Walcyr Monteiro (Divulgação)

Trajetória marcada pelo amor ao folclore

Walcyr Monteiro nasceu em Belém, em 27 de janeiro de 1940 e faleceu no dia 29 de maio de 2019, aos 79 anos, ainda na ativa. Apaixonado pelas narrativas orais que coletava nos mais diversos municípios da Amazônia, o escritor foi um incansável pesquisador dessas histórias, que foram preservadas nas páginas das dezenas de livros escritos por ele, onde registrava o resultado do que ouvia, muitas vezes diretamente do caboclo ou nas rodas de conversa nas periferias da capital paraense, alguns tendo se identificado como testemunhas oculares desse universo fantástico abordado nas obras do escritor.

Era formado em Ciências Sociais pela Universidade Federal do Pará (UFPA) e Economia pela Universidade da Amazônia e também atuou por muitos anos como professor e jornalista profissional, quando colaborou com diversos jornais e revistas que circularam no estado. E foi esta última vocação que prevaleceu em sua trajetória, a partir do momento que decidiu começar a publicar a série “Visagens e Assombrações de Belém”, que se tornaria seu livro mais famoso, e que nasceu como uma coluna no jornal A Província do Pará.

Em 2003, em coautoria com o escritor português Fernando Vale, publicou, em Portugal, pelo Instituto Piaget, Histórias Portuguesas e Brasileiras para as Crianças, cuja edição brasileira ficou a cargo da Editora Paka-Tatu.
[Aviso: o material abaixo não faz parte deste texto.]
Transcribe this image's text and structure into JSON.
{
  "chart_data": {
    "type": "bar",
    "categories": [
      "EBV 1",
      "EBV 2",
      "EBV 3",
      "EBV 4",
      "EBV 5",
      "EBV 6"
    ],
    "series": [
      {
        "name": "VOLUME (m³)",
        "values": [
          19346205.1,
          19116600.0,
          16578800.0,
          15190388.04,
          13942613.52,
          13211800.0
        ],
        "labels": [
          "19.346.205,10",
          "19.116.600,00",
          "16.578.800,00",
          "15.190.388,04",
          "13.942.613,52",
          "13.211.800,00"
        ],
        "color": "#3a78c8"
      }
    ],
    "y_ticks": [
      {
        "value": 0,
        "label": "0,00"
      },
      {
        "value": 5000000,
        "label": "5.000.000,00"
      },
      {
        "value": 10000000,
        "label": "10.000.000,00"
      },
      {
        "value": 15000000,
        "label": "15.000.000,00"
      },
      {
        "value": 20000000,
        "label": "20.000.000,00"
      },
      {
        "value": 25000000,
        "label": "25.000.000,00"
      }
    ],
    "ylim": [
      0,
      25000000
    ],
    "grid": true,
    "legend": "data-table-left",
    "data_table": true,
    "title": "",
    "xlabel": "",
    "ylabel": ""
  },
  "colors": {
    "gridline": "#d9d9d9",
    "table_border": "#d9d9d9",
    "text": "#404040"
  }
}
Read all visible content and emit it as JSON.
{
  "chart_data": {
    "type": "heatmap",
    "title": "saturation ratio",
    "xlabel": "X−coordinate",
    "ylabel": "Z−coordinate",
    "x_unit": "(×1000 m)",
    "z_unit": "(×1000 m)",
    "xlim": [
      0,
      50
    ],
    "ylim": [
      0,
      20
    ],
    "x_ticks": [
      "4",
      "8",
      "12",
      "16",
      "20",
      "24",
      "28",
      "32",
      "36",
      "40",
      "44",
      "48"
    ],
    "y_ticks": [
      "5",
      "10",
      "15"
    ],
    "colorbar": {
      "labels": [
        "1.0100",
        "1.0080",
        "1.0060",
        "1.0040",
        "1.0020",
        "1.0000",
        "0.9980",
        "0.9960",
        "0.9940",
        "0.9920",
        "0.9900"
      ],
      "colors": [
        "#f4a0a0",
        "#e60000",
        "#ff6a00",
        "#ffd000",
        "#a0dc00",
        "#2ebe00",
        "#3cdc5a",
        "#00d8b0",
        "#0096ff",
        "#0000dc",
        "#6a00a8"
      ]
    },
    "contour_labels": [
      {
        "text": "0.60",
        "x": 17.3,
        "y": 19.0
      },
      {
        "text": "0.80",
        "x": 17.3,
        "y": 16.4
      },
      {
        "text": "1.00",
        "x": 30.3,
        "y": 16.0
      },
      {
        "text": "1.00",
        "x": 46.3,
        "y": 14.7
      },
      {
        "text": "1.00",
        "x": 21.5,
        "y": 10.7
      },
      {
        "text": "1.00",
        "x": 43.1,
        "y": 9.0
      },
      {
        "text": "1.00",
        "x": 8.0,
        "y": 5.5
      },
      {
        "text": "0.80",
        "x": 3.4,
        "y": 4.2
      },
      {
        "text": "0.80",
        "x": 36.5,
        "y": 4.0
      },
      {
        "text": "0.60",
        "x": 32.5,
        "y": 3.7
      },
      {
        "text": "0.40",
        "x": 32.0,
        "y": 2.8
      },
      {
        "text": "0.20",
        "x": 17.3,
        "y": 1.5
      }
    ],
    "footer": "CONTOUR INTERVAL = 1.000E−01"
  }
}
Publicou também os livros didático História Econômica e Administrativa do Brasil; Miscelânea ou Vida em Turbilhão e Cosmopoemas, os dois últimos incursões no universo da Poesia; a série de revistas Visagens, Assombrações e Encantamentos da Amazônia; As Incríveis Histórias do Caboclo do Pará; Contos de Natal, e Amazônia: histórias e Lendas, edição em português e alemão.

Seus trabalhos também são utilizados como subsídio nas mais diversas áreas, especialmente a cultural, como montagens teatrais, assim como inspiração para a elaboração de diversos roteiros cinematográficos, entre os quais Lendas Amazônicas e os curtas metragens A Lenda de Josefina e Visagem, este último dirigido por Roger Elarrat, sendo o primeiro filme em Stop Motion do Pará. Também a série Catalendas, da TV Cultura do Pará, baseou-se em algumas histórias coletadas e publicadas nos livros de Walcyr Monteiro.